Cara ADUC
Lettera del consumatore
Domanda
4 giugno 2007
Egregi Signori. Mi rivolgo a Voi per chiedere consiglio su cosa posso fare relativamente ad un fatto che mi e' accaduto. In breve, circa venti giorni fa ho presentato ad un Comune della provincia di Bologna (fuori dalla nostra residenza) la domanda di iscrizione al Centro estivo per mio figlio di 7 anni. Premetto, che mio figlio presso la scuola statale durante l'anno ha l'insegnante di sostegno ed un educatore. Insieme quindi alla domanda di iscrizione al Centro estivo, ho presentato anche la certificazione rilasciata a suo tempo dall'USL per richiedere anche per il periodo estivo l'educatore di sostegno. Dopo circa due settimane scopro (me lo scrive lo stesso Comune in una raccomandata riguardante la non accettazione della mia domanda di inserimento del bambino), che il Comune si era preso la liberta' (senza chiedere la mia autorizzazione) di contattare telefonicamente la D. ssa che ha in cura mio figlio.
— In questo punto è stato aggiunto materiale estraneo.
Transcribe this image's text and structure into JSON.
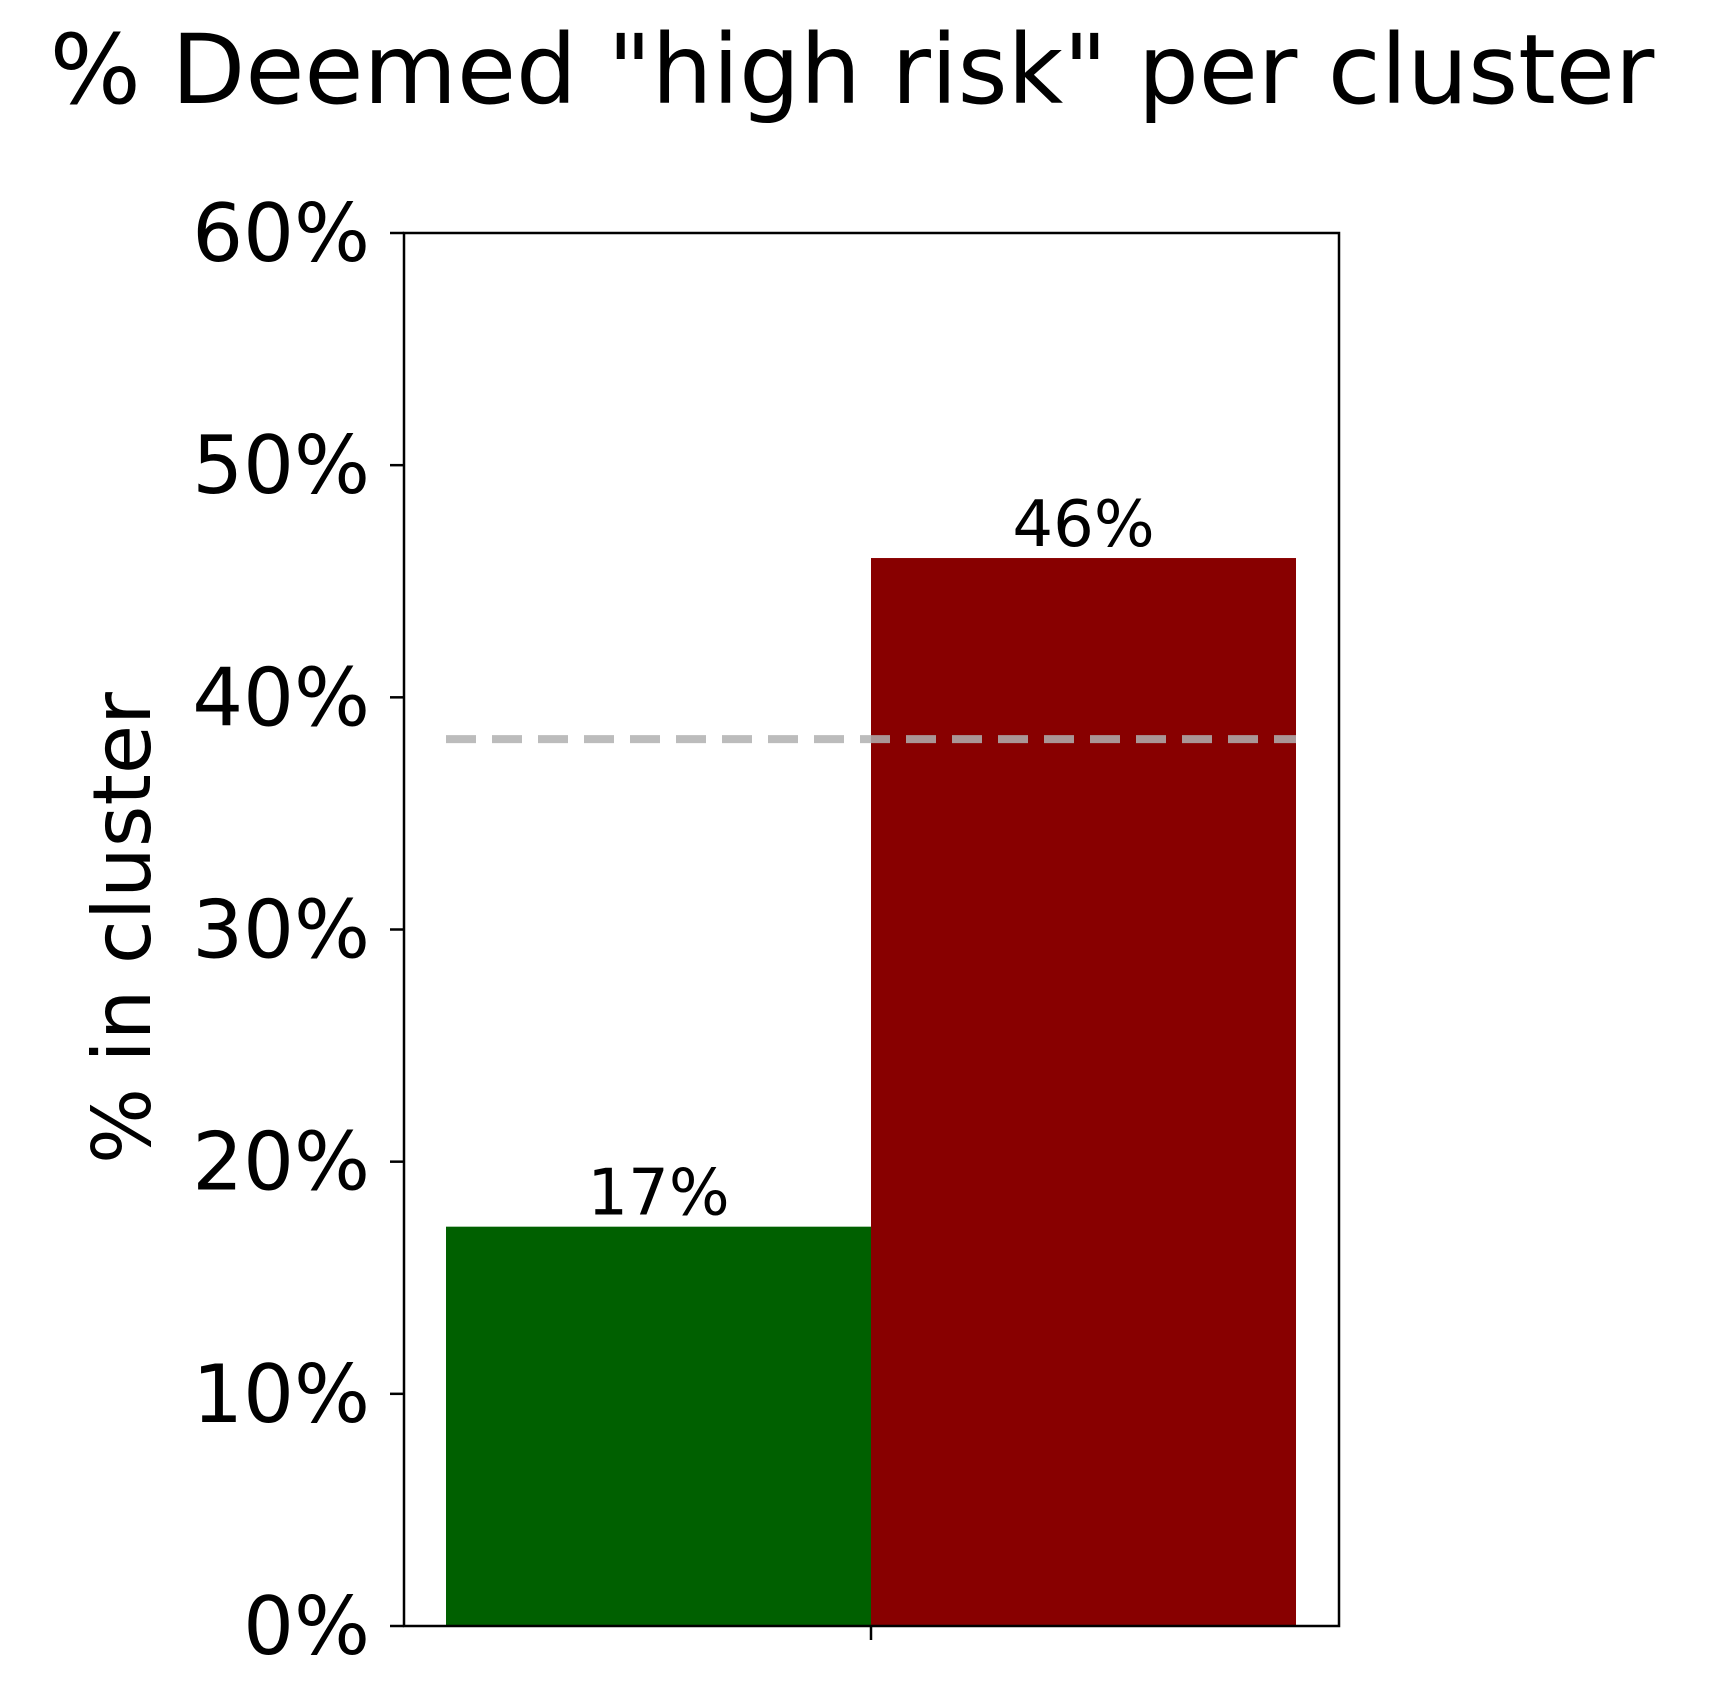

Mi chiedo: questo gesto non e' una violazione alla privacy e ai dati sensibili? Secondo Voi, prima di prendere questa iniziativa, il Comune non avrebbe dovuto chiedere la mia autorizzazione e se aveva bisogno di altre informazioni, secondo Voi non doveva chiederLe prima a noi genitori? A questo punto cosa posso fare? Come posso agire nei confronti delle due persone che hanno firmato la raccomandata nella quale e' dichiarato che hanno telefonato alla D. ssa? Grazie per la cortese risposta. Cordiali saluti.
Svetlana, da Ferrara
Svetlana, da Ferrara
Risposta ADUC
Il comune non poteva agire senza il consenso dei genitori, tantomeno poteva rispondere la dottoressa. Le consigliamo di denunciare l'accaduto al Garante della Privacy clicca qui e di chiedere un risarcimento al comune, eventualmente appoggiandosi al difensore civico comunale.